Emsal kira talebi için 5 yıl geçmeli

Adanali

Member
Son dönemde İstanbul ve büyük şehirler başta olmak üzere ülke genelinde ciddi anlamda kira artışları yaşanıyor. Güncel kiralardaki yükseliş oranı, İstanbul‘da kimi semtlerde son 12 ayda üç katına kadar ulaşmış durumda. bu biçimdece eski kiracılar, güncel rakamlara bakılırsa avantajlı fiyatla oturuyor gibi gözüküyor. Özellikle İstanbul’da kiralar, ortalama bir ev için 4 bin TL bandında seyrediyor. Merkez ilçelerde, yeni yapılarda ve markalı projelerde ise kiraların 10 bin TL’nin üzerine çıktığı görülüyor.

Yaşananlar hem mülk sahiplerini aynı zamanda kiracıları ciddi anlamda düşündürüyor. Ev sahipleri, güncel kiralara bakarak o rakamları talep etmek istiyor. Kiracılar ise kanuni hakları olan, 12 aylık ortalama Tüketici Fiyat Endeksi’ne gore kira artışlarının belirlenmesini istiyor. Konuyla ilgili gazetemize özel açıklamalarda bulunan Arıtürk&Partners Hukuk Ofisi Yönetim Kurulu Başkanı Zeki Arıtürk “Burada güncel kira elde etmek isteyen mülk sahiplerinin önünde iki seçenek duruyor. Bunlardan ilki, 5 yıl bittikten daha sonra ‘kira tespit davası’ açma hakkı… Bu dava kararına bakılırsa kira miktarı, rayiç bedele yaklaşabilir. Ancak bu davalar uzun da sürebilir. Ve mahkeme, bölge rayiçlerine nazaran kiracıya yüzde 10 hakkaniyet indirimi uygulayabilir. 10 yıllıktan fazla ise hakkaniyet indirimi yüzde 20’ye çıkabilir.
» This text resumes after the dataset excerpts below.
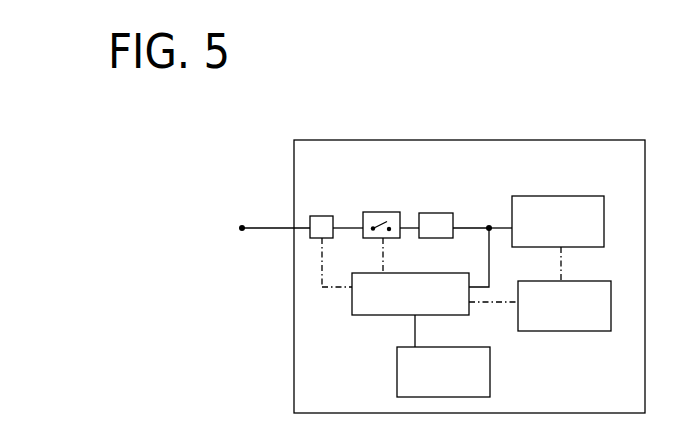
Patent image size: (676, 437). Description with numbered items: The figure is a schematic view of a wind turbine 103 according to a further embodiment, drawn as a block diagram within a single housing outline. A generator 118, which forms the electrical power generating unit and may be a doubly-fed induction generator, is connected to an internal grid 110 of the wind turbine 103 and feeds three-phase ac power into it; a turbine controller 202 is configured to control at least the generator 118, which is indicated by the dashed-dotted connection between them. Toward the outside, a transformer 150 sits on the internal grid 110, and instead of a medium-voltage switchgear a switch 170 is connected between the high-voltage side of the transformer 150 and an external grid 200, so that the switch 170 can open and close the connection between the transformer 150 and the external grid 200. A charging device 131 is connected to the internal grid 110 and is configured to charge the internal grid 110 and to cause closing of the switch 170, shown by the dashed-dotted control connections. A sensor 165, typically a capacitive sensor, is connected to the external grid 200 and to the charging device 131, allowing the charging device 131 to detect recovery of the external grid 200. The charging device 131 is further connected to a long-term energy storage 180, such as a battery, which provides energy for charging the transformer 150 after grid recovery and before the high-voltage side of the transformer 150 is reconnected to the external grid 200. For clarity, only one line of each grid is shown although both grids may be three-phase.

The wind turbine 103 is at (605, 107).
The external grid 200 is at (253, 227).
The sensor 165 is at (322, 216).
The switch 170 is at (370, 220).
The transformer 150 is at (425, 228).
The internal grid 110 is at (484, 226).
The generator 118 is at (575, 233).
The charging device 131 is at (427, 304).
The turbine controller 202 is at (582, 317).
The long-term energy storage 180 is at (463, 385).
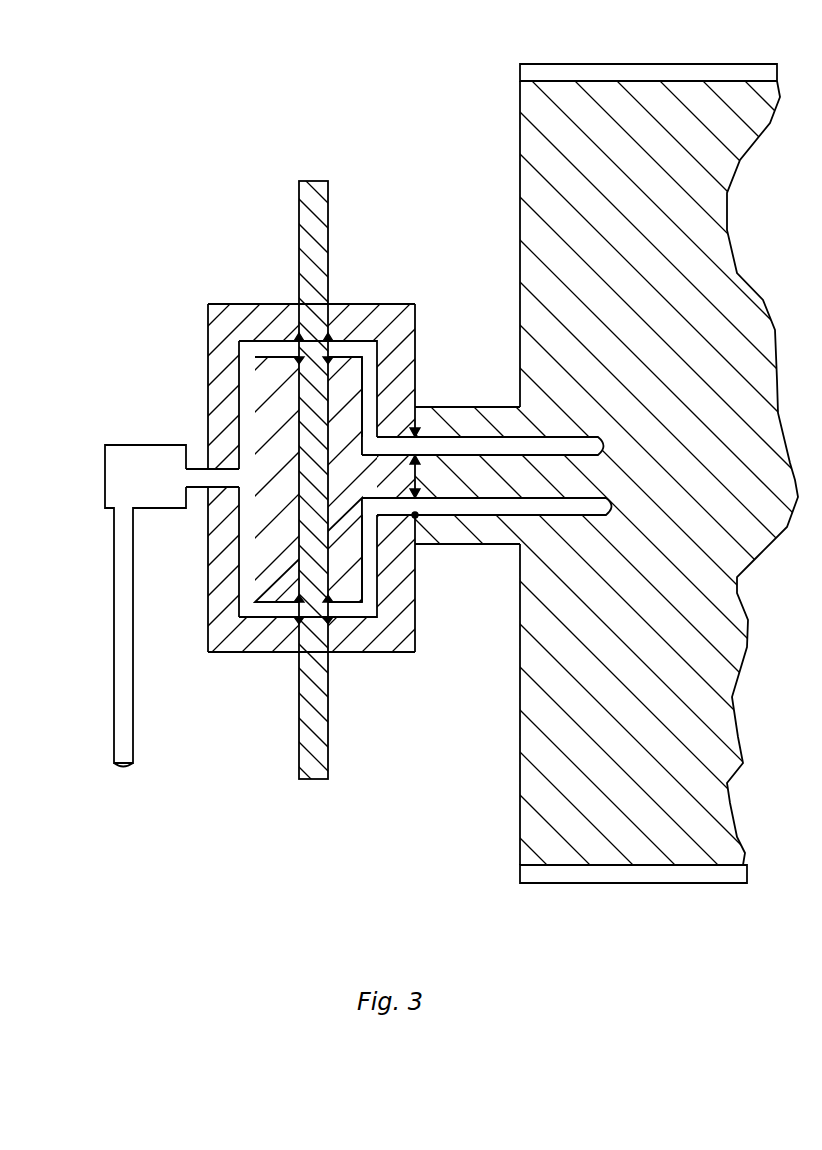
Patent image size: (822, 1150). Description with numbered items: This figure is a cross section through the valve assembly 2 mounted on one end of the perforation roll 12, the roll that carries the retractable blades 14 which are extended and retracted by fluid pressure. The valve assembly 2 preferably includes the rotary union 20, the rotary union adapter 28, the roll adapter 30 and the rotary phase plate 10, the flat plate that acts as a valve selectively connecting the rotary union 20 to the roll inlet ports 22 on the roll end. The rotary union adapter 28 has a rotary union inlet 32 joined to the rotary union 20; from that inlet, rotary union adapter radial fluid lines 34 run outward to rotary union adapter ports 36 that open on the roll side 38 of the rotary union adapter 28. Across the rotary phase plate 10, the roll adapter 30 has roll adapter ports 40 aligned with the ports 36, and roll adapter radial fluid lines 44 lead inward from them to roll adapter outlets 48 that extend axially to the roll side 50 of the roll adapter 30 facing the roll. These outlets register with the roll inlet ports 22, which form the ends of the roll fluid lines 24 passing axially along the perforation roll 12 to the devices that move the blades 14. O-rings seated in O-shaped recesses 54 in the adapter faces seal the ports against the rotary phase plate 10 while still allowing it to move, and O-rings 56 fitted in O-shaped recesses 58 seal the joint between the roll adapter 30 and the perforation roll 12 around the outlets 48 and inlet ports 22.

The valve assembly 2 is at (213, 735).
The rotary phase plate 10 is at (318, 779).
The perforation roll 12 is at (600, 96).
The retractable blades 14 is at (645, 72).
The rotary union 20 is at (105, 480).
The roll inlet ports 22 is at (415, 505).
The roll fluid lines 24 is at (600, 540).
The rotary union adapter 28 is at (228, 302).
The roll adapter 30 is at (398, 303).
The rotary union inlet 32 is at (238, 479).
The rotary union adapter radial fluid lines 34 is at (248, 375).
The rotary union adapter ports 36 is at (270, 350).
The roll side of the rotary union adapter 38 is at (295, 618).
The roll adapter ports 40 is at (348, 347).
The roll adapter radial fluid lines 44 is at (372, 363).
The roll adapter outlets 48 is at (415, 430).
The roll side of the roll adapter 50 is at (418, 605).
The O-shaped recesses 54 is at (298, 620).
The O-rings 56 is at (415, 517).
The O-shaped recesses 58 is at (420, 525).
Mülk sahibinin bütün bunları dikkate alması gerekir. Kira bedeli gerçekten oldukca düşük kaldıysa bu yola başvurmak mantıklı olabilir. İkinci seçenek olarak da mülk sahipleri, 10 yıl ve daha uzun süre ile oturan kiracılarını tahliye etme hakkına sahipler. Burada da üç ay evvel ihtar göndermek şartı ile mülk sahipleri, herhangi bir haklı gerekçe göstermeksizin kiracılarından anahtarı isteyebilir” diye konuştu.

TAHLİYE ŞARTLARI

Kiraların artış trendinde olduğu bu zamanda tahliye taahhüdünün sıkça başvurulan bir yöntem olduğunu belirten Avukat Zeki Arıtürk “Burada kiracı, belli bir tarihte evi boşaltmayı yazılı olarak taahhüt ediyor. Şayet bu sözleşmeye uygun biçimde davranılmadıysa, mülk sahibi kira sözleşmesini, bir ay arasında dava açmak suretiyle bitmiş oldurebilir. Önemli olan husus, tahliye taahhüdünün düzenleme tarihinin, kira sözleşmesinin başlangıç tarihindilk önce veya kira sözleşmesinin başlangıç tarihi ile aynı olmamasıdır. Aksi durumda Yargıtay, kiracının, taahhüdü vermekte iradesinin sakatlandığını kabul ederek geçersiz saymaktadır. Boş tahliye taahhüdüne imza atılması ise, evrakın geçerliliğine etki etmemektedir. Taahhüdü verecek kişi evli ise, Medeni Kanun hükümleri uyarınca eş rızası da alınması gerekmektedir. Aksi durumda verilen taahhüt geçersiz olmaktadır” dedi. Avukat Zeki Arıtürk; kendi kullanması için de mülk sahibinin evi tahliye edebileceğini ancak bunun için zorunluluk halini de ispatlamak zorunda olduğunu vurguladı. Avukat Arıtürk “Evin bir daha inşası veya imarı sebebiyle kullanmasının imkansız hale gelmesi ve konutun amacına aykırı kullanması halinde de tahliye şartları oluşabilir” ifadelerini kullandı.